We tried another measure of the statistical similarity between two images: structural similarity (SSIM) defined below (from here).
We implemented this SSIM measure and used it on the data set, but once again, the results obtained were not satisfying.
Building feature vectors for each image
Each image is represented as a vector v corresponding to its pixel distributions along x- and y-axis.
In order to have all our images represented as vectors of same dimensions, we set the vectors’ size n to:
n= xmax + ymax
where xmax is the biggest width among the set of images and ymax the biggest height among the set of images.
By doing so, we ensure our images to be represented into the same space.
We built our feature vectors by doing the following:
Two parts: v1 and v2; v1 of size xmax (biggest width among images) and v2 of size ymax (biggest height).
We fill v1 with the histogram distribution values: histx on the x-axis and complete the resulting parts of v1 with zeros; we do the same for v2: the first components of v2 are the histogram distribution values: histy on the y-axis and the rest are zeros.
Our vectors form a matrix to which we will apply the linkage Matlab function.
Linkage works as follow:
- At the beginning, each image belongs to its own cluster.
- Linkage groups two images that have the shortest Euclidian distance among all the possible combinations of Euclidian distances of two images.
- Tuned parameter: complete: linkage takes the biggest Euclidian distance to compare a cluster to an image.
If we now on focus on one threshold from which images are considered similar, the above image is an illustration of what we obtain with a threshold of Euclidian distance=500. Each color corresponds to one sub-cluster. We suspect the ideal threshold would be lower, but this would require more experimentation by actually opening the images one by one.
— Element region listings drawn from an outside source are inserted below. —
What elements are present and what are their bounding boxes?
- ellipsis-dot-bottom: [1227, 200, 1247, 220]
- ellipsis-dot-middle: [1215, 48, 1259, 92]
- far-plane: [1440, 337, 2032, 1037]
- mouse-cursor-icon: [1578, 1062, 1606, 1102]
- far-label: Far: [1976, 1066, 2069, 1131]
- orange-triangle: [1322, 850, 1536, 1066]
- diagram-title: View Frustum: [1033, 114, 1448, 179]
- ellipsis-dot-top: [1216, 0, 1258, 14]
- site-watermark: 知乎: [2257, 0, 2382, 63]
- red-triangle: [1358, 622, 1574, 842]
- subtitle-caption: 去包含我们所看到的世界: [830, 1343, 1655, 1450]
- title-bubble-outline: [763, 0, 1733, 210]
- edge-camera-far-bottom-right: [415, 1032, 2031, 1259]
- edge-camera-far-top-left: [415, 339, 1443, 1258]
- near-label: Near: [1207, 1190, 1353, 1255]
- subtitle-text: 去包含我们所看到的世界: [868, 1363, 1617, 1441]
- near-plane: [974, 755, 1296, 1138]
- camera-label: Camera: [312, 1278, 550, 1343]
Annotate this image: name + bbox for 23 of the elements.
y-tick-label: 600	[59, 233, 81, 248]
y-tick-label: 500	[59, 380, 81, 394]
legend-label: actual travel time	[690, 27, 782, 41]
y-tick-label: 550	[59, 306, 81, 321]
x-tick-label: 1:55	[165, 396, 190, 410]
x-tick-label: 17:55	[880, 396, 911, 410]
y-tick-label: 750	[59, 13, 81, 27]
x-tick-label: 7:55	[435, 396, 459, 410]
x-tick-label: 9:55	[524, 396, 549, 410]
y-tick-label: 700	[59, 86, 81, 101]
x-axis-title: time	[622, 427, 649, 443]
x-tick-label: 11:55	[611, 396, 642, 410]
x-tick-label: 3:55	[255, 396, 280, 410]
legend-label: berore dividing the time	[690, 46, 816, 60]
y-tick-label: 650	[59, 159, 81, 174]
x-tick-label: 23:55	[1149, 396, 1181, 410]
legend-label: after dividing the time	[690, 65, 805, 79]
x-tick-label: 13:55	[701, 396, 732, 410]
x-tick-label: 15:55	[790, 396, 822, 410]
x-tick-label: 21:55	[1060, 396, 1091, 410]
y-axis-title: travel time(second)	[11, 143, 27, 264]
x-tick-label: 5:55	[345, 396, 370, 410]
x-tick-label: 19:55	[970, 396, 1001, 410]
This classification is successful for some examples.
Here is a part we zoomed on to get a subdendrogram that we could study more precisely.
In this tree we can see the file numbers on the x-axis, and the distance between the clusters on the y-axis.
You can see the result on the following illustrated tree (click for full size image)
This approach seems to work better on mid-sized to big-sized images. On small ornaments, the differences between the histograms are much smaller and each coordinate has less freedom, so all the distances are smaller when considering small images.
To see if this feature associated with a euclidian distance is relevant, we looked into its discriminating power.
Distance Feature Check Curves
On the first graph below, we compare an image (e.g. image number 1000) to all the other 8838 using the Euclidian distance feature. We want to check if the feature is discriminating enough; this might be characterized by a fast increase in the curve starting where the images are considered as very different by the Euclidian distance feature.
On the second graph, we see a zoomed version of the Euclidian distance feature curve (leftmost part of the first graph). The fast increase in the curve is distinguished. Note that the image numbers have be reordered to have a monotically increasing distance function.
On average, among the smallest distances (leftmost part of the graph), the greatest increase in distance from one image to the next relative to the same reference image is 100. This corresponds to a brutal increase of 15 to 20% after a few images only.
This was tested by picking a few hundreds of images and computing their relative distance to all other images, sorting the distances in increasing order, then picking the 500 first values for each reference image.
Conclusion & Further developments
We could push the project further by distinguishing originals from counterfeits; this seems like a challenging task since to do so we need an expert eye. We feel we also need to get more into the discriminating power of the feature we used, even though it seems pretty reliable on the basis of our experiment.
This approach could already be used on the whole database of circa 1 million images to partition the data into many smaller sets that contain relatively similar ornaments, and that are very distinct from each other. This would cut further processing time by a heavy factor.